As the earth begins to thaw, Jim and I have also realized that we must revisit the construction plans that we abandoned last winter. The original house site is no longer covered in snow and is splayed out in a pile of earth and rock that shrieks for our attention. The voices of friends and family echo the phrase “create your dream home.” We look to each other and realize that we aren’t as sure about what that is as we were a year ago. The house my father designed for us last summer is a gorgeous mountain home with two bedrooms, two bathrooms, and an open floor plan. The cathedral ceiling in the living room gazes out over a wrap-around deck framed by mountains, trees, and sky. Don’t get me wrong, this was no mansion; total living space was around 1400 square feet. There were a variety of factors that resulted in our decision to abandon the building project last winter but regardless of the reasons, for the past 10 months, we’ve found ourselves living in a 16 by 24 foot cabin, and while it’s true that we’re both completely and utterly exhausted, we are happy.
This little cabin has been a powerful teacher who has asked me to reexamine myself, my world, my relationships, and my priorities. One of the greatest lessons she has taught me is that giving and receiving are not so black and white. I have learned that the things I seek require great concession. And the decision to surrender offers massive reward. Case in point: if we were to build what was 10 months ago our dream home, we would- I’m sure- find great happiness in the beauty and ease of living in such a space. But this would come with a cost: a mortgage, higher taxes, and monthly utility bills. This translates to an extra pressure to earn an income, question unnecessary purchases, budget the amount we spend when we eat out, and limit our time off and the extravagance of vacations. In contrast, life in the cabin has required constant concession. We shower only once or twice per week using water that has been donated by friends and hauled in on Jim’s shoulders. Going to the bathroom requires a trip outdoors. If you’ve been following this blog, you get the picture.
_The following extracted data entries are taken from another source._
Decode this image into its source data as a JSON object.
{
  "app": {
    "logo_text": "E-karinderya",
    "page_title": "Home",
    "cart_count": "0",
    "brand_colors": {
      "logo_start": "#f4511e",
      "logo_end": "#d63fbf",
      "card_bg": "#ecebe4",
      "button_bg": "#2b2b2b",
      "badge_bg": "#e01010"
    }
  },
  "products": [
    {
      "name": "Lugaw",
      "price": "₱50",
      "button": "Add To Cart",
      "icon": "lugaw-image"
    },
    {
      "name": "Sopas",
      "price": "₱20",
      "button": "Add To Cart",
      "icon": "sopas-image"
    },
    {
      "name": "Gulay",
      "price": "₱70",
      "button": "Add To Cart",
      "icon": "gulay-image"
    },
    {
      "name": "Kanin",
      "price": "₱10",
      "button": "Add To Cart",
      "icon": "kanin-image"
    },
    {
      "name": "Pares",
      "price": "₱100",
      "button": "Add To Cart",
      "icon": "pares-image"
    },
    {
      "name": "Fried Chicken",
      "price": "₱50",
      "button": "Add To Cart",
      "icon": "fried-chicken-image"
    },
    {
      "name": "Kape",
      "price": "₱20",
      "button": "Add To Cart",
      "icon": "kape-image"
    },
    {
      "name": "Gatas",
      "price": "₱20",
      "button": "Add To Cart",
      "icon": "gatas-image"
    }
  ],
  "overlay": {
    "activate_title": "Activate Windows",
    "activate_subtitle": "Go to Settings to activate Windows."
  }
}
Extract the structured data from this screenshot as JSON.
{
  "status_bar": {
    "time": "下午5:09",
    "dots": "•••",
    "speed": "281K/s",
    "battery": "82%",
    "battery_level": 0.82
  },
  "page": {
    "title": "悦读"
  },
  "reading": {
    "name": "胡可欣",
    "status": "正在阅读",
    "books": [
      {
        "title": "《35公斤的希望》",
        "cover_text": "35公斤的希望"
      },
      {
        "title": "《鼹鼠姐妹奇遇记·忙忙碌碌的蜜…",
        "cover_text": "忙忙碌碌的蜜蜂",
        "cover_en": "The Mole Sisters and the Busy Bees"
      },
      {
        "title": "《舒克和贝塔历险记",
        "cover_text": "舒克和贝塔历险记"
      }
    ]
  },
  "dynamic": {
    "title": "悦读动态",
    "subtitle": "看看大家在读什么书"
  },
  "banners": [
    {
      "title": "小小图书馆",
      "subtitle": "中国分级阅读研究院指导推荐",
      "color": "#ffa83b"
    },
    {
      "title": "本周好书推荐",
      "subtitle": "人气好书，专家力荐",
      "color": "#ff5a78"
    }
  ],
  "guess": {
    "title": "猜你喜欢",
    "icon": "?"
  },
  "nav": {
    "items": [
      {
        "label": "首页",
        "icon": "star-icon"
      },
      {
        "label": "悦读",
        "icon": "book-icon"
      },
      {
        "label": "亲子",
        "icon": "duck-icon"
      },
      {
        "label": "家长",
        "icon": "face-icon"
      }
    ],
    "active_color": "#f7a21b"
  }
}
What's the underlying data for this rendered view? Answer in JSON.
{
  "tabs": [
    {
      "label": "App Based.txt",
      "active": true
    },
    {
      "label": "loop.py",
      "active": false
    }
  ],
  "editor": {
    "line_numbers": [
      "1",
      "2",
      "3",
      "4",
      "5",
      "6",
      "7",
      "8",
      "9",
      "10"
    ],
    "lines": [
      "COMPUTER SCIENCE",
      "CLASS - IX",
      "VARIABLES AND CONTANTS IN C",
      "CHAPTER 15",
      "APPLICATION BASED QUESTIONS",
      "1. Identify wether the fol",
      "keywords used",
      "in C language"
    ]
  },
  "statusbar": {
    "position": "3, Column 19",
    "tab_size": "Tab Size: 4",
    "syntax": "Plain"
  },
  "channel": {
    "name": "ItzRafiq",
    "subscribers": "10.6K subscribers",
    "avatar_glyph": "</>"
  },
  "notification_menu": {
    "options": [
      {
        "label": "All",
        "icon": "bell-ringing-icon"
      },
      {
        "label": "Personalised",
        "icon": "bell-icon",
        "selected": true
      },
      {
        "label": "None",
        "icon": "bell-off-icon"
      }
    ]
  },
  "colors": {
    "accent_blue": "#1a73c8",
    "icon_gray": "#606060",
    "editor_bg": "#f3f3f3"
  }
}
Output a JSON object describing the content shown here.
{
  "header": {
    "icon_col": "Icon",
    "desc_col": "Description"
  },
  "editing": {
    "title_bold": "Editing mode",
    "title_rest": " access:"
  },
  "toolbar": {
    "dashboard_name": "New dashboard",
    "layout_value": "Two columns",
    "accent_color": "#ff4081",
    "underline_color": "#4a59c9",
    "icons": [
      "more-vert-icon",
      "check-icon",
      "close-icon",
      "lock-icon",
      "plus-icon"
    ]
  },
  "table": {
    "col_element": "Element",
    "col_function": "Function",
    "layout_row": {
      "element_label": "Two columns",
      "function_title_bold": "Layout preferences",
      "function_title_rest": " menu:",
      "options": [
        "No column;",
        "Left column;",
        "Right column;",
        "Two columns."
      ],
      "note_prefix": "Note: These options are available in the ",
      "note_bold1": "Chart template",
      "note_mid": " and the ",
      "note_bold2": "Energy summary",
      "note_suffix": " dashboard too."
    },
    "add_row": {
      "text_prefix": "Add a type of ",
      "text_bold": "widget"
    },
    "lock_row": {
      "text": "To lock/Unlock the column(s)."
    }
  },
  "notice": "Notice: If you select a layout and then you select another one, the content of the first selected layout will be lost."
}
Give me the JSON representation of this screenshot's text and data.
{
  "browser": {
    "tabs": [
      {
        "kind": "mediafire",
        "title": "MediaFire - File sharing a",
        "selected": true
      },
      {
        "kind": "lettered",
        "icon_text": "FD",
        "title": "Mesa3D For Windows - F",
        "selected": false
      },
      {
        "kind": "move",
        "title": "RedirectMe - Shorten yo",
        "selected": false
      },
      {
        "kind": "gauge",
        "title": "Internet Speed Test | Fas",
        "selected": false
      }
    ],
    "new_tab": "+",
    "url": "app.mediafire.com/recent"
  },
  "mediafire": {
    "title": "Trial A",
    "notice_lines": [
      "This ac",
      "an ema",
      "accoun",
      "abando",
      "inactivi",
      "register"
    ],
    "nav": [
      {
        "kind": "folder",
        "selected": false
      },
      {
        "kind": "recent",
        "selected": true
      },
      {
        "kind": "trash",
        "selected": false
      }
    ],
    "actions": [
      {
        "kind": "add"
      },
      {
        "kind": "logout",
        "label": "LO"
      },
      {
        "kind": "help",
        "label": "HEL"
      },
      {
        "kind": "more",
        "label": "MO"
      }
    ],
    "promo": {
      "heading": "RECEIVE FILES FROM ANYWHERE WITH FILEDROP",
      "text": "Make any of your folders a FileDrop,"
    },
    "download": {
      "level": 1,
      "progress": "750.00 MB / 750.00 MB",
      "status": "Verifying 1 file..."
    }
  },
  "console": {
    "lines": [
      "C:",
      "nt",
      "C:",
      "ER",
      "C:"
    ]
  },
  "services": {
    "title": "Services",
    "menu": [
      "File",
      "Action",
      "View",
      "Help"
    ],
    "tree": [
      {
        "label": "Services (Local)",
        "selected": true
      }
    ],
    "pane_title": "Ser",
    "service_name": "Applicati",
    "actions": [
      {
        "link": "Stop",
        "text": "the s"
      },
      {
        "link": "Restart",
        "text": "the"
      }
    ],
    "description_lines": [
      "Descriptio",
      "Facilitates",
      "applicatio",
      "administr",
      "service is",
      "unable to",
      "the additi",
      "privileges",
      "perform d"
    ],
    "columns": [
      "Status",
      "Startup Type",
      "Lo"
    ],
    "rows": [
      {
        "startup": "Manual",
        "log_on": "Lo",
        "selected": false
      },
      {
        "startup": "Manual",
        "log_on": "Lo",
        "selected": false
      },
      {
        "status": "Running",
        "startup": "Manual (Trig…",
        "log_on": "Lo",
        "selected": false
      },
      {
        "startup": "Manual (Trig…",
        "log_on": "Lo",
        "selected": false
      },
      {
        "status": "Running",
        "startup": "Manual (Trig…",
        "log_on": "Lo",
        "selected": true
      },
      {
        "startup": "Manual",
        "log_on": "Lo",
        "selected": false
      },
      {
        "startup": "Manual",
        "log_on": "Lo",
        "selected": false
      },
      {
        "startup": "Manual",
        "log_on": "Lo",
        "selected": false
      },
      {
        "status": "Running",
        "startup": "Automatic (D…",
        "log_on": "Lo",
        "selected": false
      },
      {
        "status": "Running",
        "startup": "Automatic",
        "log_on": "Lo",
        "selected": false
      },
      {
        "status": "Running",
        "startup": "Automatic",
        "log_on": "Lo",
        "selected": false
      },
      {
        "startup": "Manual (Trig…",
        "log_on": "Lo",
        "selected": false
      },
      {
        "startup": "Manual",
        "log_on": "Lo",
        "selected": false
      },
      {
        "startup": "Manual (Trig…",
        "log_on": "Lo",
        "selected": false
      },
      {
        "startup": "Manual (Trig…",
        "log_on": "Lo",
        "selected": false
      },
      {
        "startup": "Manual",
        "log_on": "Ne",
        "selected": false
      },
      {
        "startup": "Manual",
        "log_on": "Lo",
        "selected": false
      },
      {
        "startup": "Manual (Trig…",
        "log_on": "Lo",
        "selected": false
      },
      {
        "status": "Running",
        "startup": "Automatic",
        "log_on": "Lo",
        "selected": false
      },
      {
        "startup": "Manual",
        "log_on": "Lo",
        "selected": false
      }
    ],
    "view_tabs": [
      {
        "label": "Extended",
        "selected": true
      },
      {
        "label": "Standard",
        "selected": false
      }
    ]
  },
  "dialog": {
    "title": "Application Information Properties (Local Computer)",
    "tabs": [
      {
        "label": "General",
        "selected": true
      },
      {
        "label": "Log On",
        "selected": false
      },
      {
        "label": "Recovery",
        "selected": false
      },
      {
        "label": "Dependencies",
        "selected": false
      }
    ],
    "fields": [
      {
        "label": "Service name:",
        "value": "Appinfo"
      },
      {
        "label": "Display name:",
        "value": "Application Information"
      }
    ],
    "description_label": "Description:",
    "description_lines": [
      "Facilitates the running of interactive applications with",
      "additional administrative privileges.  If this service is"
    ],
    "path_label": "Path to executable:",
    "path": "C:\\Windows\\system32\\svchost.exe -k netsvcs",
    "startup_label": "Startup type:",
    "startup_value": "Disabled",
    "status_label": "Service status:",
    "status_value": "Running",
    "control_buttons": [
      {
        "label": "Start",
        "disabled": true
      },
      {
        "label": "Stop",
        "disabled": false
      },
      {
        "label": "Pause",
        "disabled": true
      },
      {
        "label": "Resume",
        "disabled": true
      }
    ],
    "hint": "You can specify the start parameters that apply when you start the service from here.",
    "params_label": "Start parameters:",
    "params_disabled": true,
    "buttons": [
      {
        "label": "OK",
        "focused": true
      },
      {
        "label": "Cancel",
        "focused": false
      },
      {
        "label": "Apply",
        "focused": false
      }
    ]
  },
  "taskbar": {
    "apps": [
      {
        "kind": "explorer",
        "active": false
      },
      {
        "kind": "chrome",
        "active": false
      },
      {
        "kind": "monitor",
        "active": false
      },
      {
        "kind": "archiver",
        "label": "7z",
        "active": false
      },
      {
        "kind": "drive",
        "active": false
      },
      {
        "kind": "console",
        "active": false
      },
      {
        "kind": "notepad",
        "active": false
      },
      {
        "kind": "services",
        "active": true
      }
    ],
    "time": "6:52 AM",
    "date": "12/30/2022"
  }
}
And yet these simple sacrifices have produced unanticipated freedoms. We have almost no living expenses. We eat out when we want to. When Jim travels for work, sometimes we buy an extra plane ticket so that I can come along. We spent a week in the Florida Keys this past April. Having cancelled the honeymoon to Italy we had originally planned in order to invest in our first home, we realized while we were in Florida that this was the first vacation we’d ever taken together!
The cabin has taught me that opportunity and surrender exist within each choice. That a dream home is more than just a structure- it’s an existence. The nature of the foundation, walls, and ceiling that we choose to surround ourselves with ripples into each and every corner of our lives.
Today, Jim and I are in the midst of making a decision. Change is certain. We have no idea what shape our home will ultimately take, but we will do our best to construct it upon the following foundation:
Appreciate what you have. Trust it is enough.